Im Hinblick auf den vorliegenden Fall bedeutet dies, dass der Versicherte mit seinem Telefax vom 12. Oktober 2007, bei der Beklagten am gleichen Tag eingegangen, seinen Antrag auf Beitragserstattung wirksam zurücknehmen durfte, nachdem ihm der Bescheid vom 13. September 2007 am 8. Oktober 2007 zugestellt worden war und mithin noch keine Bestandskraft (§ 77 SGG) eingetreten war. Denn aufgrund der Auslandszustellung galt - im Gegensatz zur insoweit fehlerhaften Rechtsbehelfsbelehrung - eine dreimonatige Widerspruchsfrist (vgl § 84 Abs 1 Satz 2 SGG), die bis zum 8. Januar 2008 lief. Innerhalb dieser Frist, nämlich am 12. Oktober 2007, hat der Versicherte seinen Antrag auf Beitragserstattung zurückgenommen. Bei der Rücknahme des Antrags auf Beitragserstattung vor Eintritt der Bestandskraft handelt es sich aber - wie bereits dargelegt - nicht um eine Verfügung im Sinne des § 829 Abs 1 Satz 2 ZPO.
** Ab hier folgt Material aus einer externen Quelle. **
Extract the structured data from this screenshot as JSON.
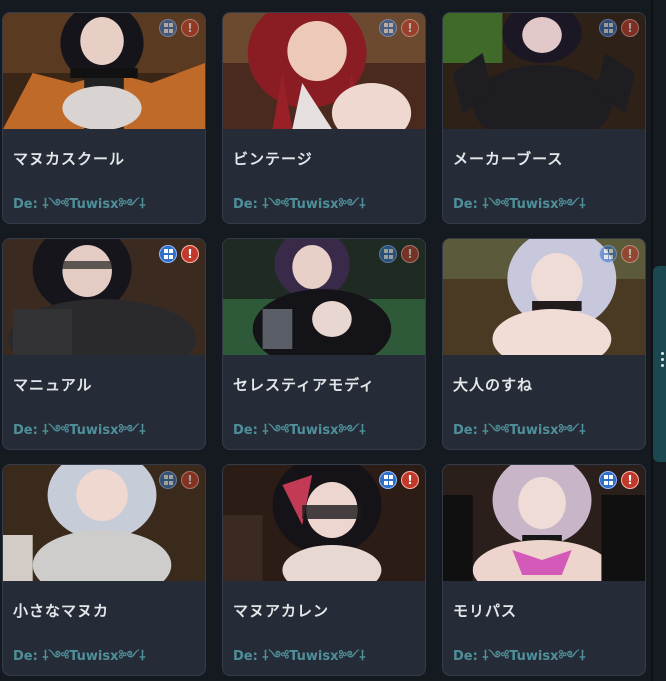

Ein Anspruch der Klägerin auf Ausbezahlung der geltend gemachten 30.557,20 EUR besteht somit nicht.
Die Kostenentscheidung beruht auf § 197 a Abs 1 SGG iVm § 154 Abs 1 Verwaltungsgerichtsordnung.
Die Streitwertfestsetzung beruht auf § 197 a Abs 1 Satz 1 Halbsatz 1 SGG iVm § 63 Abs 2 Satz 1, 47 Abs 1, § 52 Abs 3 Gerichtskostengesetz und berücksichtigt die von der Klägerin geltend gemachte Auszahlungsforderung in Höhe von 30.557,20 EUR.
Die Revision wird nach § 160 Abs 2 Nr 1 SGG zugelassen, da die Frage, ob es sich bei der Rücknahme eines Beitragserstattungsantrags, der materiell-rechtliche Anspruchsvoraussetzung für die Sozialleistung ist, um eine (relativ) unwirksame Verfügung im Sinne des § 829 Abs 1 ZPO handelt, von grundsätzlicher Bedeutung ist.